An A*-algorithm for the Unordered Tree Edit Distance with Custom Costs
This work addresses a bottleneck in applying unordered tree edit distances to domains like chemical informatics where custom costs can encode domain knowledge, though it appears incremental as it builds on existing A* algorithms.
The paper tackles the problem of computing unordered tree edit distances with custom cost functions, which was previously limited to unit costs. They present three novel A* heuristics that work with custom costs, showing in experiments on chemical datasets that these custom costs make computation faster and improve the error of a 5-nearest neighbor regressor for predicting chemical properties.
The unordered tree edit distance is a natural metric to compute distances between trees without intrinsic child order, such as representations of chemical molecules. While the unordered tree edit distance is MAX SNP-hard in principle, it is feasible for small cases, e.g. via an A* algorithm. Unfortunately, current heuristics for the A* algorithm assume unit costs for deletions, insertions, and replacements, which limits our ability to inject domain knowledge.
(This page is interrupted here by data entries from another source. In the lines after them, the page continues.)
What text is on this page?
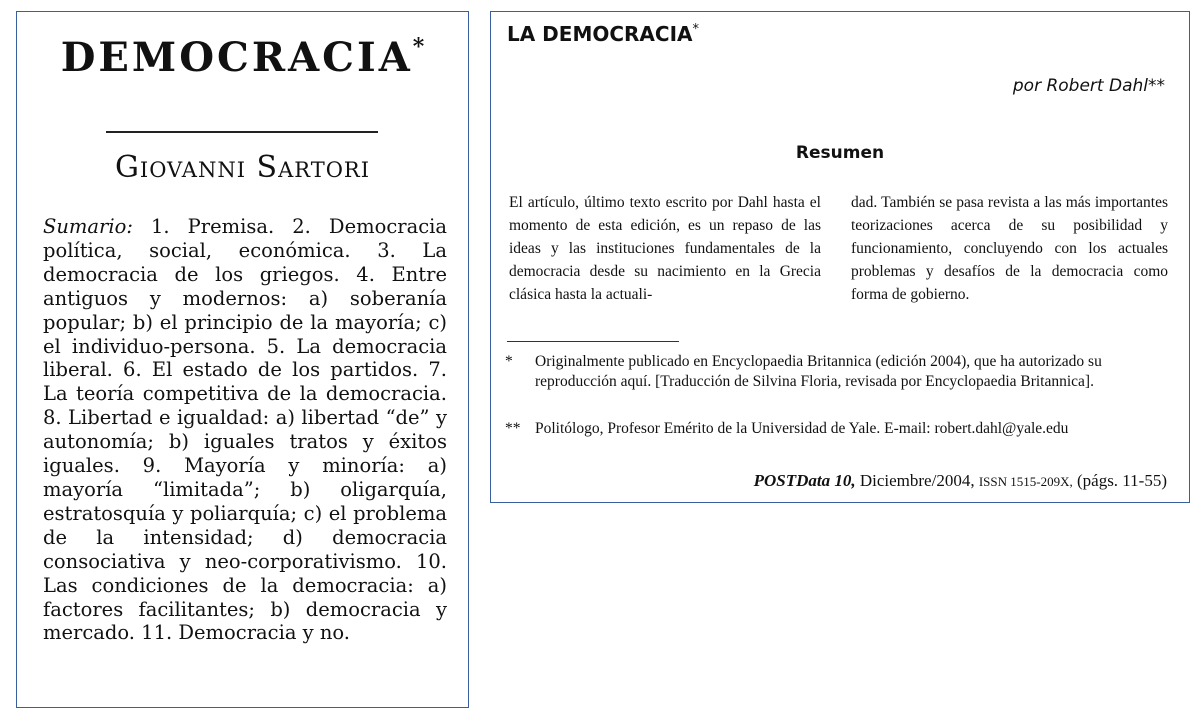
DEMOCRACIA*
Giovanni Sartori
Sumario: 1. Premisa. 2. Democracia política, social, económica. 3. La democracia de los griegos. 4. Entre antiguos y modernos: a) soberanía popular; b) el principio de la mayoría; c) el individuo-persona. 5. La democracia liberal. 6. El estado de los partidos. 7. La teoría competitiva de la democracia. 8. Libertad e igualdad: a) libertad “de” y autonomía; b) iguales tratos y éxitos iguales. 9. Mayoría y minoría: a) mayoría “limitada”; b) oligarquía, estratosquía y poliarquía; c) el problema de la intensidad; d) democracia consociativa y neo-corporativismo. 10. Las condiciones de la democracia: a) factores facilitantes; b) democracia y mercado. 11. Democracia y no.
LA DEMOCRACIA*
por Robert Dahl**
Resumen
El artículo, último texto escrito por Dahl hasta el momento de esta edición, es un repaso de las ideas y las instituciones fundamentales de la democracia desde su nacimiento en la Grecia clásica hasta la actuali-
dad. También se pasa revista a las más importantes teorizaciones acerca de su posibilidad y funcionamiento, concluyendo con los actuales problemas y desafíos de la democracia como forma de gobierno.
*	Originalmente publicado en Encyclopaedia Britannica (edición 2004), que ha autorizado su reproducción aquí. [Traducción de Silvina Floria, revisada por Encyclopaedia Britannica].
** Politólogo, Profesor Emérito de la Universidad de Yale. E-mail: robert.dahl@yale.edu
POSTData 10, Diciembre/2004, ISSN 1515-209X, (págs. 11-55)
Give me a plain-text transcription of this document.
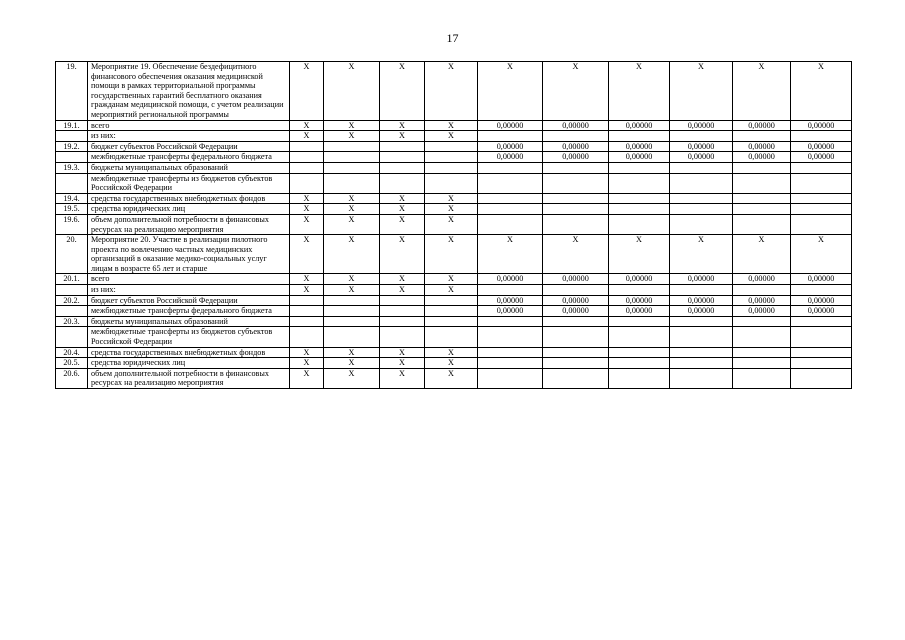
17
19.	Мероприятие 19. Обеспечение бездефицитного финансового обеспечения оказания медицинской помощи в рамках территориальной программы государственных гарантий бесплатного оказания гражданам медицинской помощи, с учетом реализации мероприятий региональной программы	X	X	X	X	X	X	X	X	X	X
19.1.	всего	X	X	X	X	0,00000	0,00000	0,00000	0,00000	0,00000	0,00000
	из них:	X	X	X	X						
19.2.	бюджет субъектов Российской Федерации					0,00000	0,00000	0,00000	0,00000	0,00000	0,00000
	межбюджетные трансферты федерального бюджета					0,00000	0,00000	0,00000	0,00000	0,00000	0,00000
19.3.	бюджеты муниципальных образований										
	межбюджетные трансферты из бюджетов субъектов Российской Федерации										
19.4.	средства государственных внебюджетных фондов	X	X	X	X						
19.5.	средства юридических лиц	X	X	X	X						
19.6.	объем дополнительной потребности в финансовых ресурсах на реализацию мероприятия	X	X	X	X						
20.	Мероприятие 20. Участие в реализации пилотного проекта по вовлечению частных медицинских организаций в оказание медико-социальных услуг лицам в возрасте 65 лет и старше	X	X	X	X	X	X	X	X	X	X
20.1.	всего	X	X	X	X	0,00000	0,00000	0,00000	0,00000	0,00000	0,00000
	из них:	X	X	X	X						
20.2.	бюджет субъектов Российской Федерации					0,00000	0,00000	0,00000	0,00000	0,00000	0,00000
	межбюджетные трансферты федерального бюджета					0,00000	0,00000	0,00000	0,00000	0,00000	0,00000
20.3.	бюджеты муниципальных образований										
	межбюджетные трансферты из бюджетов субъектов Российской Федерации										
20.4.	средства государственных внебюджетных фондов	X	X	X	X						
20.5.	средства юридических лиц	X	X	X	X						
20.6.	объем дополнительной потребности в финансовых ресурсах на реализацию мероприятия	X	X	X	X						
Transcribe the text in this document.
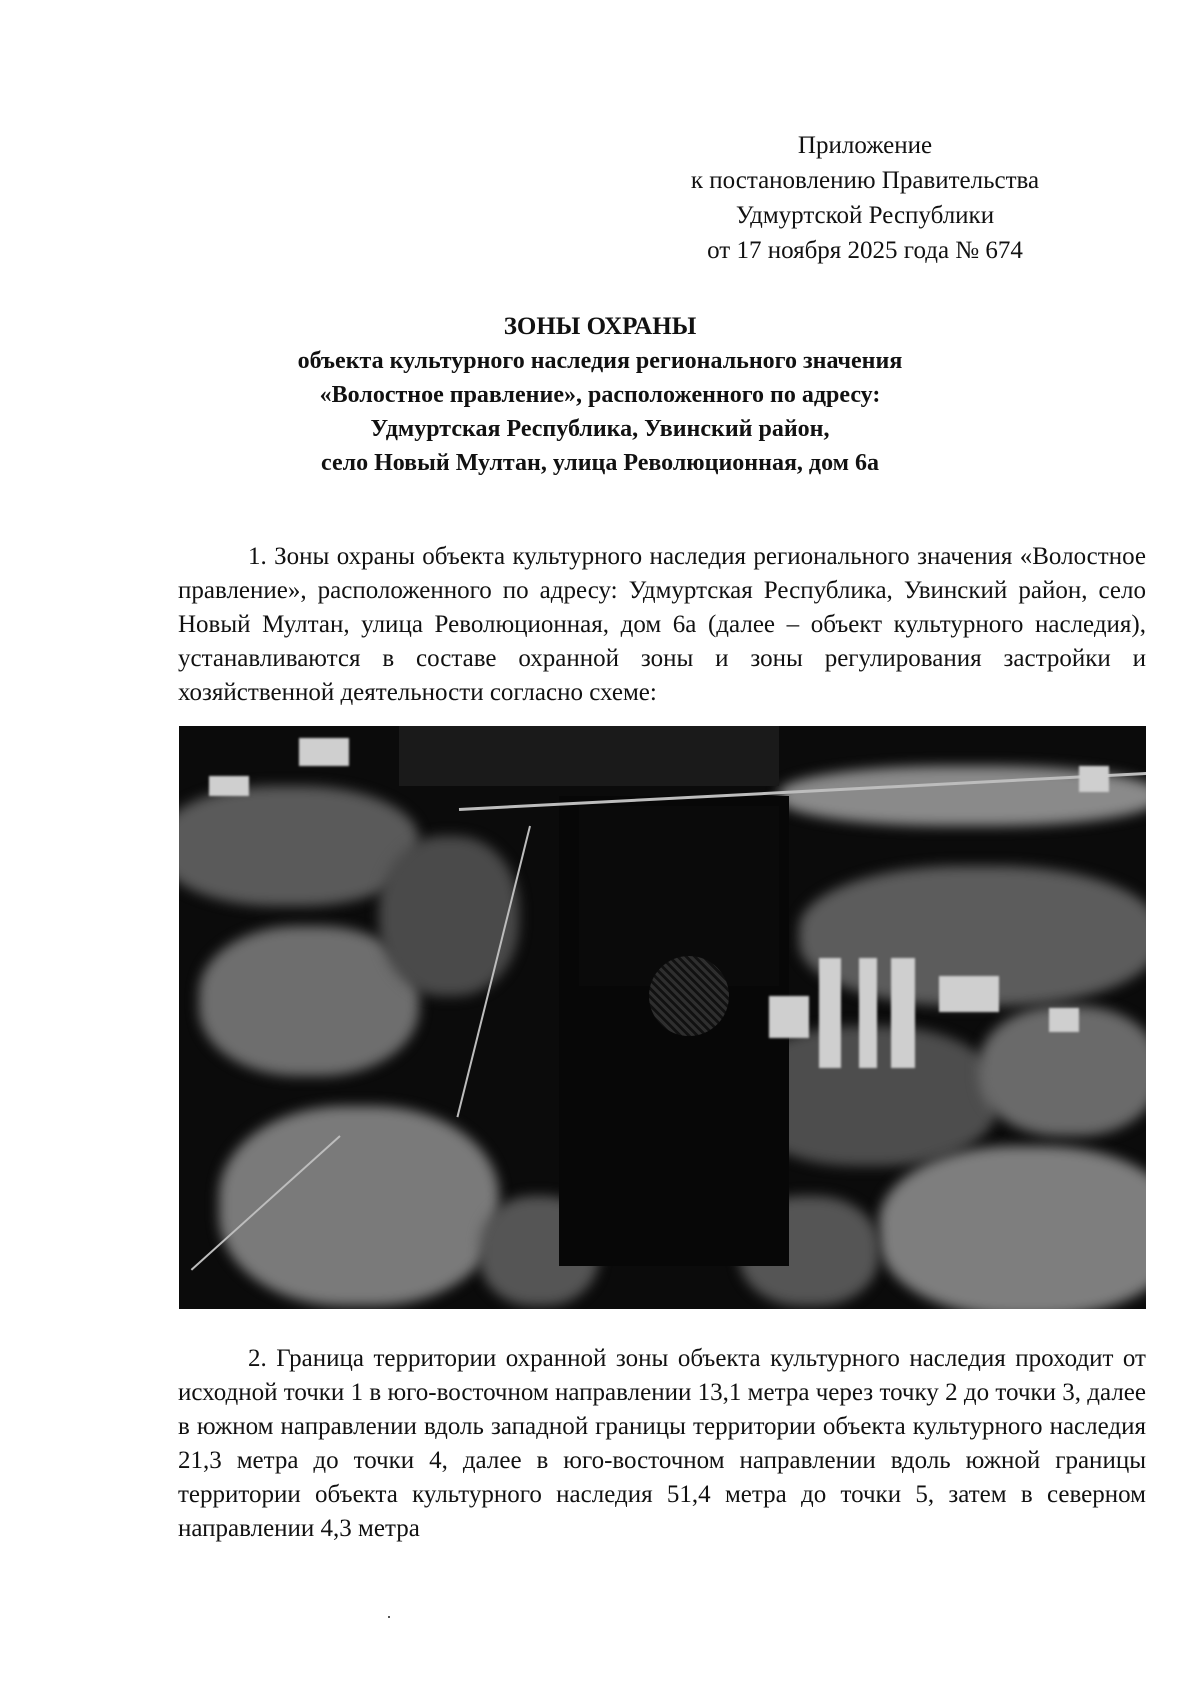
Приложение
к постановлению Правительства
Удмуртской Республики
от 17 ноября 2025 года № 674
ЗОНЫ ОХРАНЫ
объекта культурного наследия регионального значения
«Волостное правление», расположенного по адресу:
Удмуртская Республика, Увинский район,
село Новый Мултан, улица Революционная, дом 6а
1. Зоны охраны объекта культурного наследия регионального значения «Волостное правление», расположенного по адресу: Удмуртская Республика, Увинский район, село Новый Мултан, улица Революционная, дом 6а (далее – объект культурного наследия), устанавливаются в составе охранной зоны и зоны регулирования застройки и хозяйственной деятельности согласно схеме:
2. Граница территории охранной зоны объекта культурного наследия проходит от исходной точки 1 в юго-восточном направлении 13,1 метра через точку 2 до точки 3, далее в южном направлении вдоль западной границы территории объекта культурного наследия 21,3 метра до точки 4, далее в юго-восточном направлении вдоль южной границы территории объекта культурного наследия 51,4 метра до точки 5, затем в северном направлении 4,3 метра
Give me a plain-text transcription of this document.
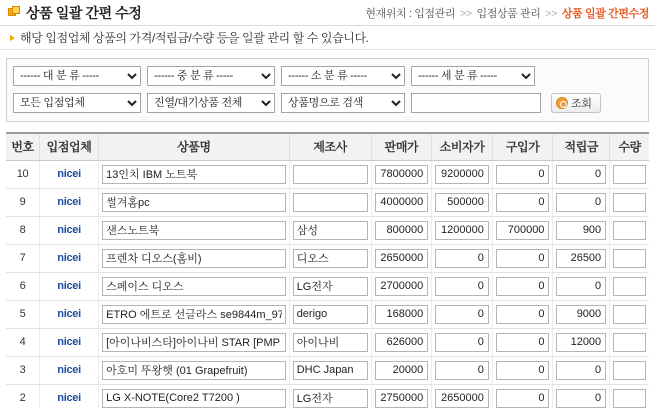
상품 일괄 간편 수정	현재위치 : 입점관리 >> 입점상품 관리 >> 상품 일괄 간편수정
해당 입점업체 상품의 가격/적립금/수량 등을 일괄 관리 할 수 있습니다.
------ 대 분 류 -----
------ 중 분 류 -----
------ 소 분 류 -----
------ 세 분 류 -----
모든 입점업체
진열/대기상품 전체
상품명으로 검색
조회
번호	입점업체	상품명	제조사	판매가	소비자가	구입가	적립금	수량
10	nicei	13인치 IBM 노트북		7800000	9200000	0	0	
9	nicei	썰겨홈pc		4000000	500000	0	0	
8	nicei	샌스노트북	삼성	800000	1200000	700000	900	
7	nicei	프렌차 디오스(홈비)	디오스	2650000	0	0	26500	
6	nicei	스페이스 디오스	LG전자	2700000	0	0	0	
5	nicei	ETRO 에트로 선글라스 se9844m_97t	derigo	168000	0	0	9000	
4	nicei	[아이나비스타]아이나비 STAR [PMP 20GB + DM	아이나비	626000	0	0	12000	
3	nicei	아호미 뚜왕햇 (01 Grapefruit)	DHC Japan	20000	0	0	0	
2	nicei	LG X-NOTE(Core2 T7200 )	LG전자	2750000	2650000	0	0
In this paper, we present three novel heuristics for the A* algorithm that work with custom cost functions. In experiments on two chemical data sets, we show that custom costs make the A* computation faster and improve the error of a 5-nearest neighbor regressor, predicting chemical properties. We also show that, on these data, polynomial edit distances can achieve similar results as the unordered tree edit distance.